Would you like to drink a Kvass with me?

Wenn man Russland besucht, wird man wohl nicht darum herumkommen, wenigstens einmal einen Kwas zu trinken. „Kwa-wie?“ werden sich die meisten von euch wahrscheinlich jetzt fragen und auch ich war mir vor dieser Reise nicht wirklich bewusst, worum es sich dabei handelt. Laut Wikipedia ist „Der Kwas oder Kwaß ein Getränk aus dem ostslawisch-sprachigen Raum, das durch Gärung aus Brot hergestellt wird. Kwas ist heute überwiegend in Russland, Weißrussland, der Ukraine und dem Baltikum verbreitet“. Laut meinen Erfahrungen sollte das Getränk in jedem Fall kalt genossen werden und erinnert ein wenig an Malzbier.
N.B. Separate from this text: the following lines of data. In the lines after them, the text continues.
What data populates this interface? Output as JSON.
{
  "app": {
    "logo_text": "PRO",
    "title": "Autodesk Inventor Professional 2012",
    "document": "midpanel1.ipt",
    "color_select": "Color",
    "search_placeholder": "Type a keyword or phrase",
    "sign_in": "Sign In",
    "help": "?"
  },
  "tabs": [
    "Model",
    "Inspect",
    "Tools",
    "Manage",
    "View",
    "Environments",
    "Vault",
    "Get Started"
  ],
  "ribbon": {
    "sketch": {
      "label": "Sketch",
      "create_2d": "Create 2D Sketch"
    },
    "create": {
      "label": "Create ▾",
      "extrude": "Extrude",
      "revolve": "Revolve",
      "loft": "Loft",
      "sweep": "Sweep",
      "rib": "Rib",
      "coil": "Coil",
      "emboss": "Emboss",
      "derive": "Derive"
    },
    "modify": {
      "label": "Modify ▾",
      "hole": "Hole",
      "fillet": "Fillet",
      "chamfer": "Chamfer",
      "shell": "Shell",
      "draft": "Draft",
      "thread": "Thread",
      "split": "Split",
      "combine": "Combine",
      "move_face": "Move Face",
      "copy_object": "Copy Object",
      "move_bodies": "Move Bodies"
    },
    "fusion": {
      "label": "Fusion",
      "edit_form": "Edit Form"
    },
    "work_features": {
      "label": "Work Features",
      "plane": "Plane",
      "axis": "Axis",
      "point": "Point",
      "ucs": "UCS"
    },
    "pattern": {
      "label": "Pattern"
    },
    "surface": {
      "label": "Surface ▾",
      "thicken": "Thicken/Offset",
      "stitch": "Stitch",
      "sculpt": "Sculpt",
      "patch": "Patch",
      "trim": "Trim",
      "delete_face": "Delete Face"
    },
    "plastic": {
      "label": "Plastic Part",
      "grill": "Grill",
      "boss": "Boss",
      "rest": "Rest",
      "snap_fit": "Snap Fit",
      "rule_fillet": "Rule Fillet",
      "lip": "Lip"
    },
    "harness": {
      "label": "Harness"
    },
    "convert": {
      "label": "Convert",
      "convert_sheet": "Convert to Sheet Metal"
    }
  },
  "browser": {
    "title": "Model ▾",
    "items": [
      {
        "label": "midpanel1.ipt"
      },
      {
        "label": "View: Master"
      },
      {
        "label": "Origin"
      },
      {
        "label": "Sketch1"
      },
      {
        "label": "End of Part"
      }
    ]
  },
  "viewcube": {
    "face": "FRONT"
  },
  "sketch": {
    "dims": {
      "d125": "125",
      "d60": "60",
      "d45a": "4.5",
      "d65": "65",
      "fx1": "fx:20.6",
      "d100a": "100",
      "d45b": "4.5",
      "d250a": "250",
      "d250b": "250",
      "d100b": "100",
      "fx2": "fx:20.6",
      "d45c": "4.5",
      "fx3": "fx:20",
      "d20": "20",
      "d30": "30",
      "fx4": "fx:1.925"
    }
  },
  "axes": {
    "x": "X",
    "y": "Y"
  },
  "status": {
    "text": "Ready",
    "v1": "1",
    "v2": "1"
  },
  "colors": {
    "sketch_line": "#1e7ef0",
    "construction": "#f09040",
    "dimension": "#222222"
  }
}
Im Süden von Russland begegnet man dem Kultgetränk an jeder Straßenecke in Form von gelben runden Getränkeautomaten, die den Trunk nicht wie erwartet in Flaschen- oder Dosenform auswerfen, sondern in einem kleinen süßen Becher servieren. Dieser fällt per Knopfdruck automatisch zur Hälfte heraus, um daraufhin mit der bräunlichen Flüssigkeit befüllt zu werden. So kann man die heißen Temperaturen direkt auf russische Art und Weise bewältigen und erfrischt weiter den interessanten Mix aus sozialistischer Architektur und alten Stuckgebäuden erkunden.